Direct product of free groups

Let $F_1,F_2$ be non-cyclic finitely generated groups. Then $F_1\times F_2$ is not amalgamated product or HNN extension over a cyclic subgroup.

Let $F_1,F_2$ be non-cyclic finitely generated groups. Suppose that $G=F_1\times F_2$ acts unboundedly, inversion-free, on a tree $T$ with cyclic edge stabilizers.

Suppose that each element of $F_1$ acts with a fixed vertex. Then $F_1$ has a fixed vertex (this is a general fact on tree actions of f.g. groups). Let $T_1$ be the set of vertices fixed by $F_1$. Then $T_1$ is a subtree, and is $F_2$-invariant. By minimality, we deduce that $T=T_1$, and hence $F_1$ acts trivially. Since $F_1$ is not cyclic, it follows that edge stabilizers are not cyclic, contradiction.

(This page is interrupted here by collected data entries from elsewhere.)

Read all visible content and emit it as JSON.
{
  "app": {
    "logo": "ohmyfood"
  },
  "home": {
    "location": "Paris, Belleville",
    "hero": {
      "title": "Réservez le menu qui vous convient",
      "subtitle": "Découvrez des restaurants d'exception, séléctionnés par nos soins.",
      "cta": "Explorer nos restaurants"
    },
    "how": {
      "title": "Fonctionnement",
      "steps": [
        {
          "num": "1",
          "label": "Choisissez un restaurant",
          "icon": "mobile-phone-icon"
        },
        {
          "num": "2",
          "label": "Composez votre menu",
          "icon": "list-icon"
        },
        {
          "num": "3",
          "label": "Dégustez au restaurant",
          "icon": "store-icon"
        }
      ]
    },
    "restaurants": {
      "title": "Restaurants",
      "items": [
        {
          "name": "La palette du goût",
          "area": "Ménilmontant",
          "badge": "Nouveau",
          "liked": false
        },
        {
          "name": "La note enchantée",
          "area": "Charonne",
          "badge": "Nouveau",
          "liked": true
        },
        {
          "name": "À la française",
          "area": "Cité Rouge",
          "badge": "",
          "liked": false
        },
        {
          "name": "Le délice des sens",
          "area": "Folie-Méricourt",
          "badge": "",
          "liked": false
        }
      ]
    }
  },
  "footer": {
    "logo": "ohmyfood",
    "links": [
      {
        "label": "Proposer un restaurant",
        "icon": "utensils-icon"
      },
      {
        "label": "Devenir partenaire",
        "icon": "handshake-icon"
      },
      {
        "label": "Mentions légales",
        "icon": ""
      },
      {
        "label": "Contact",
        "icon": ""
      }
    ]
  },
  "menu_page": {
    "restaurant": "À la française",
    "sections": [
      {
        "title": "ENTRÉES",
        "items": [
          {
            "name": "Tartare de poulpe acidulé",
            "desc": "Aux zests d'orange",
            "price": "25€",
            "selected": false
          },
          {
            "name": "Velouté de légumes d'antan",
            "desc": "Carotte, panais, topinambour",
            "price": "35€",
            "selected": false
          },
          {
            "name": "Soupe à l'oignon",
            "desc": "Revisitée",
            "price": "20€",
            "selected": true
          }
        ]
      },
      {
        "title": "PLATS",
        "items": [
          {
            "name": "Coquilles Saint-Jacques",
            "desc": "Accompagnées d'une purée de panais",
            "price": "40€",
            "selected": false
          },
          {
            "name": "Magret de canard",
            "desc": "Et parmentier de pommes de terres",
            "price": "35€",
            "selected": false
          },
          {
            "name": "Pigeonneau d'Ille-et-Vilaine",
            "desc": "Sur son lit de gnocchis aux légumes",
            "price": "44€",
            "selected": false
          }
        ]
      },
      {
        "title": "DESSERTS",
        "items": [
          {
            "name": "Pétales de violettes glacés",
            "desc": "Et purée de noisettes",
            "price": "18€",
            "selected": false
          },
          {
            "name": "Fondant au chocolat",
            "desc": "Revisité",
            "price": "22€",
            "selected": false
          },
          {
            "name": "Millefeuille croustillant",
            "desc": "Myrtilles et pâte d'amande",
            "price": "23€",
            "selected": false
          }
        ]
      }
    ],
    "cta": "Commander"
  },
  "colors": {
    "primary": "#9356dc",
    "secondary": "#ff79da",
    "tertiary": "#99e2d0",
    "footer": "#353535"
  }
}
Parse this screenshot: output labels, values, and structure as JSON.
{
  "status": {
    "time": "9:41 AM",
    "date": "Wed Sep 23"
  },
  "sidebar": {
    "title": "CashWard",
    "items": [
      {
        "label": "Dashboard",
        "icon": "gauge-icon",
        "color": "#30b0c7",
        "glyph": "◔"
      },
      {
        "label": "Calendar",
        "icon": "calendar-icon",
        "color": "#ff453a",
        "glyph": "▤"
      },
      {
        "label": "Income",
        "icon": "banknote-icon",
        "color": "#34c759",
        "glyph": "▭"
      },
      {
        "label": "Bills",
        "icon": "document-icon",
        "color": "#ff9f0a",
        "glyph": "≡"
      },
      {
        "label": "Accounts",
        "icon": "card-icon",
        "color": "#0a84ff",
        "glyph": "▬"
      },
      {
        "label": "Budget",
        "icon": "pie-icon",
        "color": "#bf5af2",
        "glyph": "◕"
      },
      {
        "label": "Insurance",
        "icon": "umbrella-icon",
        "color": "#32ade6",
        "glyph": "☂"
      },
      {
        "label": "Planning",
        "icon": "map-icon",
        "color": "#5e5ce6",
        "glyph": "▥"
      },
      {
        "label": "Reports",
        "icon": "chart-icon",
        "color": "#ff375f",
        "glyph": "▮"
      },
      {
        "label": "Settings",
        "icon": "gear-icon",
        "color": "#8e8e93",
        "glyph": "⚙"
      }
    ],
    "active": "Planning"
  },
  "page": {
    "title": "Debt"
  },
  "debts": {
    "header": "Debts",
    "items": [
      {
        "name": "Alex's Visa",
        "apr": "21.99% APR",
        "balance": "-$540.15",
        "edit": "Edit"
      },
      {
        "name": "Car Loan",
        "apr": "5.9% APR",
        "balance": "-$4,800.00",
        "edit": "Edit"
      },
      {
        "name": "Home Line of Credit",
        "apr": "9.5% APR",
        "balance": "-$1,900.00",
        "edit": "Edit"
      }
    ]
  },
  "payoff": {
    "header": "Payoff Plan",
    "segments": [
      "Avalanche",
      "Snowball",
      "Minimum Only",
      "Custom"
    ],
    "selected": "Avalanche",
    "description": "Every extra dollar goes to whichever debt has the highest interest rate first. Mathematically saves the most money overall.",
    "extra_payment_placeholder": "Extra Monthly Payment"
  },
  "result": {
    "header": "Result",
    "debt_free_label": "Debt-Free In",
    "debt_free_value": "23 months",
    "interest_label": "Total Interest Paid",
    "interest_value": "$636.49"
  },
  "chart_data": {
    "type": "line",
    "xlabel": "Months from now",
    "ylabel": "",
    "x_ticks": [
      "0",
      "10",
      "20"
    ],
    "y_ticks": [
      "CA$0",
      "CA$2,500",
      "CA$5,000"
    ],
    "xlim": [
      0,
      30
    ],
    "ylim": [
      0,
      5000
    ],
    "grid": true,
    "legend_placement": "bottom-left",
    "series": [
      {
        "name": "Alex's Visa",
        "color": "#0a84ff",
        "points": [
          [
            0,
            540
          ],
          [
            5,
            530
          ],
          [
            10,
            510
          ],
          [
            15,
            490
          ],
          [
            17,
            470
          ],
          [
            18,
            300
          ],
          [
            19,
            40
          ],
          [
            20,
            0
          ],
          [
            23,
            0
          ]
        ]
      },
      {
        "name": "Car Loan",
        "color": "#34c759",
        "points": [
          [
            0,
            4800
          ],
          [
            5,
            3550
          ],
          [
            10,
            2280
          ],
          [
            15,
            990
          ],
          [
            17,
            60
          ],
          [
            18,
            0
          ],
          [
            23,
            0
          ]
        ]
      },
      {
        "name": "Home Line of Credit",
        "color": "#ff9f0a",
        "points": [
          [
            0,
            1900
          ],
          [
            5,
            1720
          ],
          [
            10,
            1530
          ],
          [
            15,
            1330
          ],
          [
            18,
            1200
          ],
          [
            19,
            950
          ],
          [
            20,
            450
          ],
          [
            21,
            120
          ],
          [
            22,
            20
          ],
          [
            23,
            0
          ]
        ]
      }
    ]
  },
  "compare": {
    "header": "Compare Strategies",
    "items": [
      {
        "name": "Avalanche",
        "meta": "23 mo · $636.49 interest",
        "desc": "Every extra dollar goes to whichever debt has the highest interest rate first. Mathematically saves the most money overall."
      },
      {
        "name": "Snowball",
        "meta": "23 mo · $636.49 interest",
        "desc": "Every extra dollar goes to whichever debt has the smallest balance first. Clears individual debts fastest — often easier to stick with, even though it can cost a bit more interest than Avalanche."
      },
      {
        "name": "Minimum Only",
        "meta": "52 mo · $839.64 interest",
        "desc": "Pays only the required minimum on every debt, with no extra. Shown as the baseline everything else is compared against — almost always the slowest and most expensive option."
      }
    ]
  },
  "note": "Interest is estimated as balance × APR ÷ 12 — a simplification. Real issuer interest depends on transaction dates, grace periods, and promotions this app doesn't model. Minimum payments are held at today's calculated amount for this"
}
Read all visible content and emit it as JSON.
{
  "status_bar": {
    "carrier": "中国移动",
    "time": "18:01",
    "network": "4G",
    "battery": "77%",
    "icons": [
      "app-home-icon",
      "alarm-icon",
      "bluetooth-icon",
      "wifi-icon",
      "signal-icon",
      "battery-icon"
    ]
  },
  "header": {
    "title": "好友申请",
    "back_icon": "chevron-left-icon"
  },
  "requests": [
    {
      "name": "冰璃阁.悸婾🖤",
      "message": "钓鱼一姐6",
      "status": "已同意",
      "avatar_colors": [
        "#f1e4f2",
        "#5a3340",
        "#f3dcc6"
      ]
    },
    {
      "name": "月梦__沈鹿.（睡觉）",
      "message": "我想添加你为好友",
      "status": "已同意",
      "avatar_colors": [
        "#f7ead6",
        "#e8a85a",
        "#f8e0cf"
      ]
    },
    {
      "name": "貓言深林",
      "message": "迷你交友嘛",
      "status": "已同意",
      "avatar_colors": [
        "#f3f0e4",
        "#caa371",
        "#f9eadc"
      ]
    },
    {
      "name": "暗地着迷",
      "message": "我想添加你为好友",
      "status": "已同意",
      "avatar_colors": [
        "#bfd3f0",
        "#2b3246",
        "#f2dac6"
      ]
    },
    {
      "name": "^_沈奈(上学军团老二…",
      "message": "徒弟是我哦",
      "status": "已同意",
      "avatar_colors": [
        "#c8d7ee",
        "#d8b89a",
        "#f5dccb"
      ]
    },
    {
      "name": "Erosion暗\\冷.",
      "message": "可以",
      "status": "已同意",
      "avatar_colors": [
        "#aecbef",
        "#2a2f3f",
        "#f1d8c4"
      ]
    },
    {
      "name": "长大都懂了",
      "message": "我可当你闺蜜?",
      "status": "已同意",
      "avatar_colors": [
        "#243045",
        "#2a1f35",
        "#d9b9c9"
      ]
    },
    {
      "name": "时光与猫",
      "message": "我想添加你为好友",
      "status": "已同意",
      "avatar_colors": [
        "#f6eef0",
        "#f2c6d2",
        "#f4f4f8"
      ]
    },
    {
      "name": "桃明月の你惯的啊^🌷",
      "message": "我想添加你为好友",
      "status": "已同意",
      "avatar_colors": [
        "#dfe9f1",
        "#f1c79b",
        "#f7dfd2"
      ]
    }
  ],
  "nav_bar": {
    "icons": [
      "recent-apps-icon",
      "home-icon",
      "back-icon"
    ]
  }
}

So some element $g_1$ of $F_1$ is loxodromic, with axis $A_1$. Similarly, some element $g_2$ of $F_2$ is loxodromic, with axis $A_2$. Since $F_2$ commutes with $g_1$, $F_2$ preserves $A_1$, and hence $A_2=A_1$, and since $F_1$ commutes with $g_2$, $F_1$ preserves $A_2=A_1$. So the action preserves an axis, hence by minimality $T$ is reduced to an axis.

Hence $G$ modulo a cyclic normal subgroup is trivial, of order $2$, infinite cyclic, or dihedral. This is excluded by the assumptions.